Even the mayor’s grip isn’t exactly the tightest on the environmental-health justice issues. Just months after voicing opposition to petrochemicals, Peduto tweeted opposition to Green New Deal legislation, saying that it doesn’t “put people first.” The Green New Deal is rare among climate-change minded proposals in its focus on prioritizing workers left behind by new economies.
Burgess, the city council member, told CityLab that while air quality and pollution are important, “public health” is defined in these ordinances according to what’s called the social determinants of health—a somewhat amorphous term that carries varying definitions depending on the source. The Centers for Disease Control and Prevention defines them as economic stability, education, social or community context, healthcare, and neighborhood or built environment. But economic stability, says Burgess, is most critical.
Pittsburgh has some of the lowest rates of black women participation in the labor force and black men have some of the lowest average incomes of most cities in the U.S., according to Pittsburgh’s race and gender disparity study. The Cleveland Federal Reserve reported last year that Pittsburgh experienced one the largest gaps in earnings between white and non-white workers of any major metro between 2007 and 2017. Minority earnings dropped 4 percent in that time period while earnings for white workers increased by 13 percent.
“So it’s not a policy. It’s lots of policies and lots of resources,” said Burgess of plans to address the city’s constellation of race problems.

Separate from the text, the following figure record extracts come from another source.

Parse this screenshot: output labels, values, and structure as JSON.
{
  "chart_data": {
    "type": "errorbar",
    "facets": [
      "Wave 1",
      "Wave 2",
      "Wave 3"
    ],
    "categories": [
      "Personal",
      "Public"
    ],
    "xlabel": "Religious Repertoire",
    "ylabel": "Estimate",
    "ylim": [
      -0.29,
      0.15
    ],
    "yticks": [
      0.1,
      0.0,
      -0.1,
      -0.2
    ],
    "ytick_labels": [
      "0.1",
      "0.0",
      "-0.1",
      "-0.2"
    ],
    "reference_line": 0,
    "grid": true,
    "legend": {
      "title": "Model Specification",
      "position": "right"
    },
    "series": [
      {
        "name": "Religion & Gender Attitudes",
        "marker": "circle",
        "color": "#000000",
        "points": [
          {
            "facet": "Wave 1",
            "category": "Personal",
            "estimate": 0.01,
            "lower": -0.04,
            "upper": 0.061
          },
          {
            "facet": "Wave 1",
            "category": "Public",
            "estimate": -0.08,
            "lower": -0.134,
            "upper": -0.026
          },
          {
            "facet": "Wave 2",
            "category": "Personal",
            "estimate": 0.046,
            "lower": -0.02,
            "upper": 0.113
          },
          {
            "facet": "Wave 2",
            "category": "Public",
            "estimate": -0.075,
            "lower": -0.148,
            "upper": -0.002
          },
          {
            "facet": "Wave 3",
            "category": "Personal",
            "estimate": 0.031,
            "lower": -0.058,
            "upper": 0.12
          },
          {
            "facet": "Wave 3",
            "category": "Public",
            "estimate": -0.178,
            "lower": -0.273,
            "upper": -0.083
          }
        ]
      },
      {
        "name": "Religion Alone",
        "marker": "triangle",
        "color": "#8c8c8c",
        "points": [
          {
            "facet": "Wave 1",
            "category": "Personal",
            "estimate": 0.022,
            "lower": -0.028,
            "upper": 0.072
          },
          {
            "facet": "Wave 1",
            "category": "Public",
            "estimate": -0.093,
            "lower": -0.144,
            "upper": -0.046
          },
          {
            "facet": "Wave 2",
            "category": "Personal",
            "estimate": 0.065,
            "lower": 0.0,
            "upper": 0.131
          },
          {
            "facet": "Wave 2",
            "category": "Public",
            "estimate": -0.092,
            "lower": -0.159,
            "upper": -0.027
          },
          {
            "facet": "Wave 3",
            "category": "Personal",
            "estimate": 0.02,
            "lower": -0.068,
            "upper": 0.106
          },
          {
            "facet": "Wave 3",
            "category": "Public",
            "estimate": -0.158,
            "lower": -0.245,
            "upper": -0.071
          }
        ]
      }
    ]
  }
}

The ordinance doesn’t yet have any funding attached. But the hope is that funding will come from nonprofits—specifically large institutions such as the University of Pittsburgh’s medical system—and private corporations. Burgess said they would also reach out to “wealthy African Americans who live in and outside of the city” to contribute.
“We didn’t get here overnight. It took hundreds of years of systemic disinvestment and redlining,” Burgess added. “Now it’s going to take us multiple years—maybe 50 to 100 years—to undo this.”